“Abang mau kemana?” Tanya Willona kepada sang kakak yang berjalan menuju pintu keluar.
“Aku mau mencari Regina.”
“Mencari kemana?”
“Kemana pun. Aku bisa melacak nomor ponselnya.”
“Tapi ponsel Regina tidak aktif.” Reka menyela diantara kakak beradik itu.
William membuang nafasnya kasar.
“Aku akan mencari kemana pun. Aku yakin akan menemukan dia. Ke ujung dunia sekalipun, akan cari.”
William pun keluar dari rumah itu.
“Tunggu aku.” Reka mengejarnya.
“Hei, Reka. Tunggu.” Willona menarik tangan pria itu.
“Lepaskan aku. William bisa meninggalkan aku.” Reka memberontak.
“Biarkan saja.” Willona melambaikan tangan pada mobil sang kakak yang perlahan melaju meninggalkan halaman rumah.
“Willona. Lepas!!”
“Galak sekali.” Adik William itu pun melepaskan tangannya.
“Astaga, William benar meninggalkan aku. Aku harus mencari Regina. Pinjamkan aku mobil satu. Nanti aku kembalikan.” Ia menengadahkan tangan pada Willona.
“Sudah, tidak perlu mencari Regina.” Willona menepuk telapak tangan Reka, seperti sedang melakukan high Five.
“Apa maksudmu? Kakakku entah berada dimana, dan tidak bisa di hubungi.

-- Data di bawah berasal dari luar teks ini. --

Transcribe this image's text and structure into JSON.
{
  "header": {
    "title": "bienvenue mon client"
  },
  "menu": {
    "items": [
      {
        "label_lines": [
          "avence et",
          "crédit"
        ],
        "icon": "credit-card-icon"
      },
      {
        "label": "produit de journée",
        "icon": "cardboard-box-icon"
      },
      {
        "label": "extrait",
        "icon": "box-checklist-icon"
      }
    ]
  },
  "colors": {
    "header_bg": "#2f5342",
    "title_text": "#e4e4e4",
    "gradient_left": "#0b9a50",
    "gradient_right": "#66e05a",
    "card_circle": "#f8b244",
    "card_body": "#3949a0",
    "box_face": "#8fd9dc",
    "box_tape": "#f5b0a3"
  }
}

Enteng sekali kamu mengatakan tidak perlu mencarinya?” Mata Reka mendelik ke arah Willona.
Gadis itu pun menelan ludahnya kasar.
“Sabar. Ayo temani aku sarapan. Setelah itu, akan aku beritahu dimana kakakmu.”
Mata Reka memicing. Jadi gadis itu tau dimana Regina berada? Ia pun mengikuti Willona ke ruang makan.

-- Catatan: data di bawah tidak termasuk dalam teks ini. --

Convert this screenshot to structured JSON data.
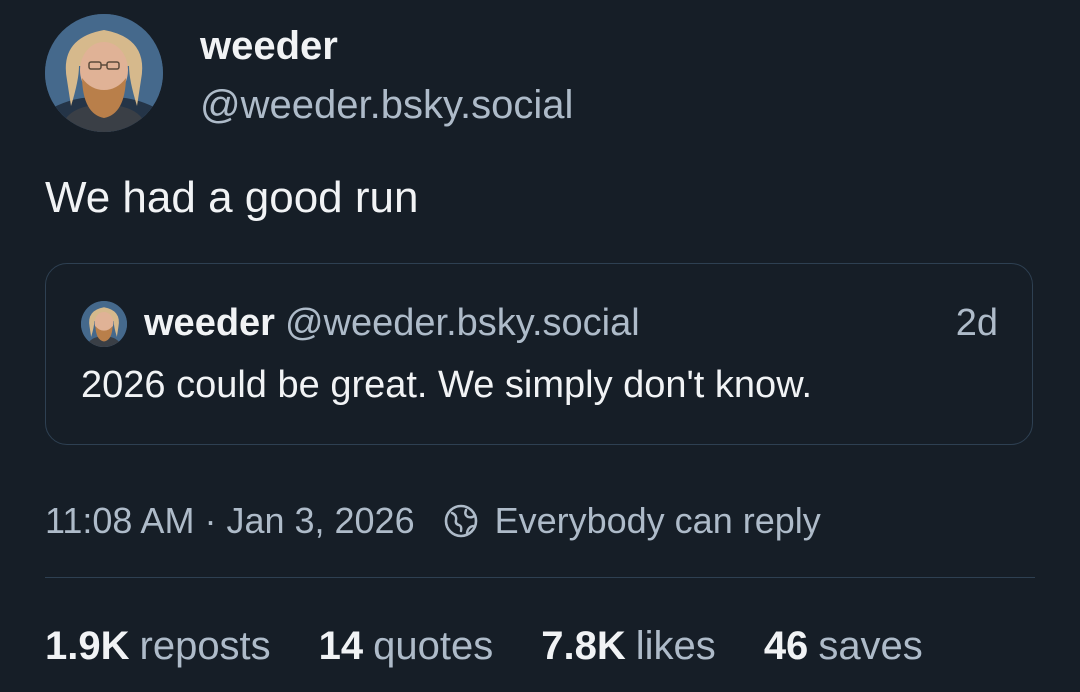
{
  "post": {
    "author": {
      "name": "weeder",
      "handle": "@weeder.bsky.social"
    },
    "text": "We had a good run",
    "quote": {
      "author_name": "weeder",
      "author_handle": "@weeder.bsky.social",
      "time": "2d",
      "text": "2026 could be great. We simply don't know."
    },
    "meta": {
      "time": "11:08 AM",
      "separator": "·",
      "date": "Jan 3, 2026",
      "reply_setting": "Everybody can reply",
      "reply_icon": "globe-icon"
    },
    "stats": {
      "reposts": {
        "count": "1.9K",
        "label": "reposts"
      },
      "quotes": {
        "count": "14",
        "label": "quotes"
      },
      "likes": {
        "count": "7.8K",
        "label": "likes"
      },
      "saves": {
        "count": "46",
        "label": "saves"
      }
    }
  },
  "colors": {
    "background": "#161e27",
    "text_primary": "#f1f3f5",
    "text_secondary": "#aebbc9",
    "border": "#2e4052"
  }
}
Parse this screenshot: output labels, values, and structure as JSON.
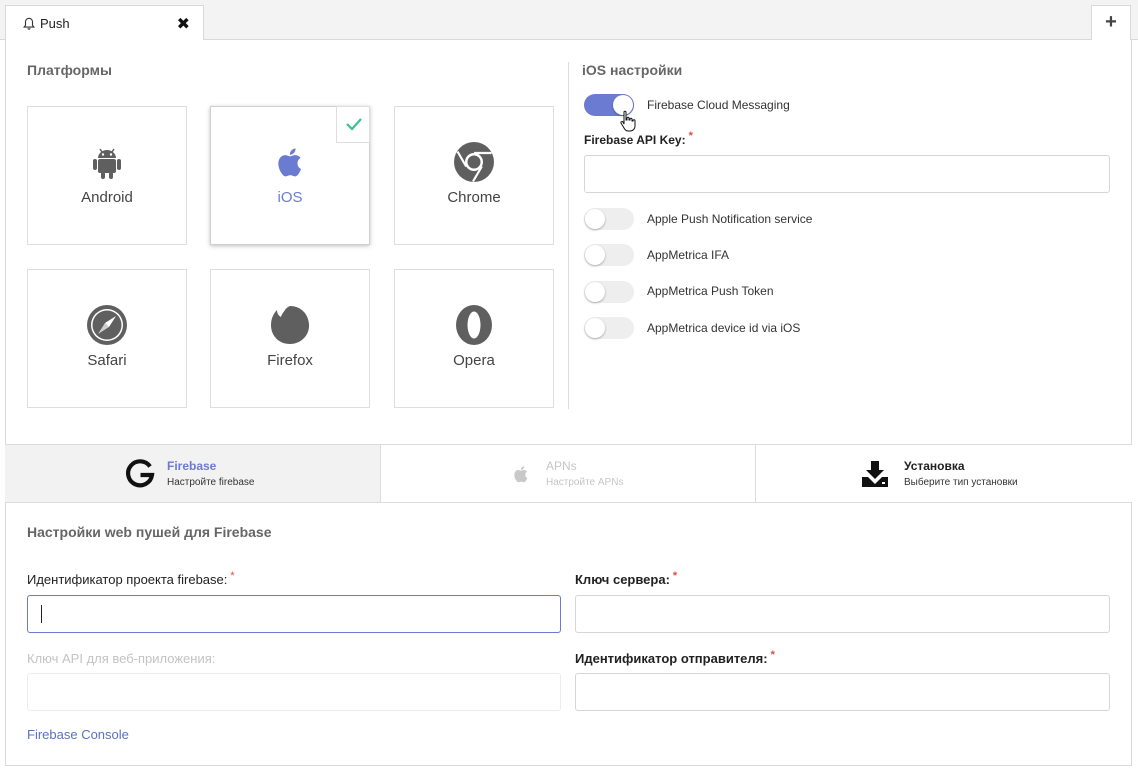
{
  "tab": {
    "title": "Push"
  },
  "platforms": {
    "title": "Платформы",
    "items": [
      {
        "name": "Android",
        "selected": false
      },
      {
        "name": "iOS",
        "selected": true
      },
      {
        "name": "Chrome",
        "selected": false
      },
      {
        "name": "Safari",
        "selected": false
      },
      {
        "name": "Firefox",
        "selected": false
      },
      {
        "name": "Opera",
        "selected": false
      }
    ]
  },
  "ios_settings": {
    "title": "iOS настройки",
    "fcm_toggle": {
      "label": "Firebase Cloud Messaging",
      "on": true
    },
    "api_key": {
      "label": "Firebase API Key:",
      "value": ""
    },
    "toggles": [
      {
        "label": "Apple Push Notification service",
        "on": false
      },
      {
        "label": "AppMetrica IFA",
        "on": false
      },
      {
        "label": "AppMetrica Push Token",
        "on": false
      },
      {
        "label": "AppMetrica device id via iOS",
        "on": false
      }
    ]
  },
  "steps": [
    {
      "title": "Firebase",
      "subtitle": "Настройте firebase",
      "state": "active"
    },
    {
      "title": "APNs",
      "subtitle": "Настройте APNs",
      "state": "disabled"
    },
    {
      "title": "Установка",
      "subtitle": "Выберите тип установки",
      "state": "normal"
    }
  ],
  "firebase": {
    "title": "Настройки web пушей для Firebase",
    "project_id": {
      "label": "Идентификатор проекта firebase:",
      "value": ""
    },
    "web_api_key": {
      "label": "Ключ API для веб-приложения:",
      "value": ""
    },
    "server_key": {
      "label": "Ключ сервера:",
      "value": ""
    },
    "sender_id": {
      "label": "Идентификатор отправителя:",
      "value": ""
    },
    "console_link": "Firebase Console"
  },
  "colors": {
    "accent": "#6b7bd1",
    "icon_gray": "#5f5f5f",
    "check": "#3fbf93",
    "required": "#e34a4a"
  },
  "required_mark": "*"
}
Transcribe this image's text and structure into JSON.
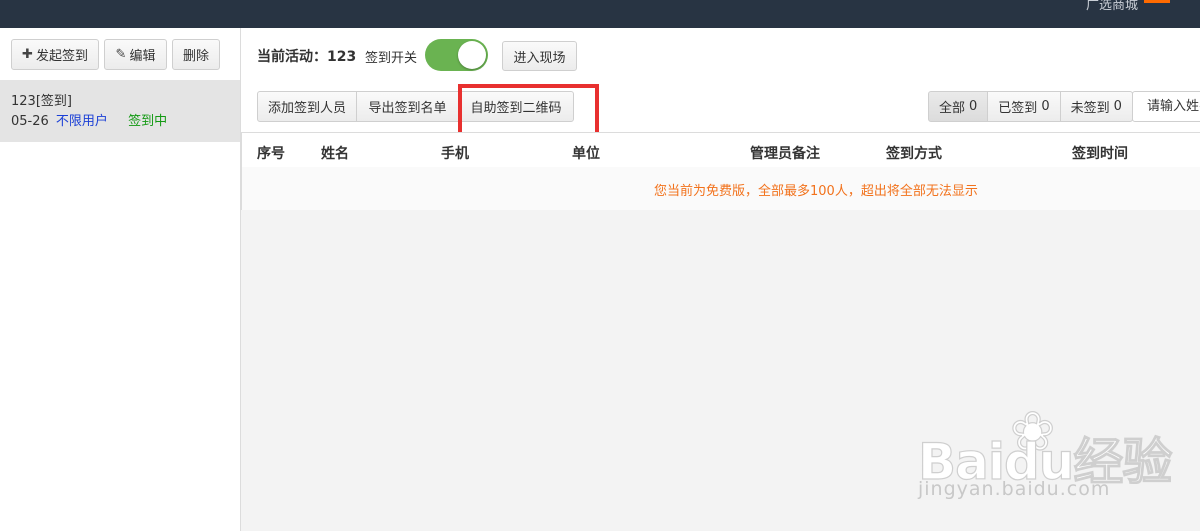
{
  "topbar": {
    "store_label": "广选商城"
  },
  "sidebar": {
    "toolbar": {
      "start_label": "发起签到",
      "edit_label": "编辑",
      "delete_label": "删除"
    },
    "items": [
      {
        "title": "123[签到]",
        "date": "05-26",
        "users": "不限用户",
        "status": "签到中"
      }
    ]
  },
  "header": {
    "current_activity_label": "当前活动：",
    "current_activity_value": "123",
    "switch_label": "签到开关",
    "switch_on": true,
    "enter_scene_label": "进入现场"
  },
  "actions": {
    "add_attendee_label": "添加签到人员",
    "export_list_label": "导出签到名单",
    "qr_code_label": "自助签到二维码"
  },
  "filters": [
    {
      "label": "全部",
      "count": "0"
    },
    {
      "label": "已签到",
      "count": "0"
    },
    {
      "label": "未签到",
      "count": "0"
    }
  ],
  "search": {
    "placeholder": "请输入姓名"
  },
  "table": {
    "columns": [
      "序号",
      "姓名",
      "手机",
      "单位",
      "管理员备注",
      "签到方式",
      "签到时间"
    ],
    "notice": "您当前为免费版，全部最多100人，超出将全部无法显示"
  },
  "watermark": {
    "brand": "Baidu经验",
    "url": "jingyan.baidu.com"
  },
  "colors": {
    "topbar": "#283443",
    "toggle_on": "#6ab351",
    "highlight": "#e8302f",
    "notice": "#f2721c",
    "users_link": "#1a3fd6",
    "status_green": "#139a13"
  }
}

“Katakan.” Ucap Reka saat Willona hendak menyuap sesendok nasi goreng.
“Astaga. Sebentar. Biarkan aku sarapan dulu. Bukannya kamu seorang dokter? Sarapan itu penting, bukan?”
“Bukannya kamu seorang model? Apa tidak takut gemuk?”
Willona memutar matanya malas. “Tidak. Aku hanya tidak makan berat saat malam hari.” Tukasnya kemudian.
“Kamu seorang dokter. Kenapa waktu itu berada di tempat pemotretan?” Tanya Willona penasaran.
“Fotografernya teman ku.” Jawab Reka singkat. Pria itu meraih satu buah jeruk yang tersedia di atas meja.
“Manis.” Ucapnya sembari menatap Willona yang sedang mengunyah makanan.
Hal itu membuat Willona salah tingkah.
“Aku memuji jeruknya. Bukan dirimu.”
“Dasar menyebalkan.” Gerutu gadis itu.
Beberapa menit kemudian, Willona pun telah menyelesaikan sarapannya.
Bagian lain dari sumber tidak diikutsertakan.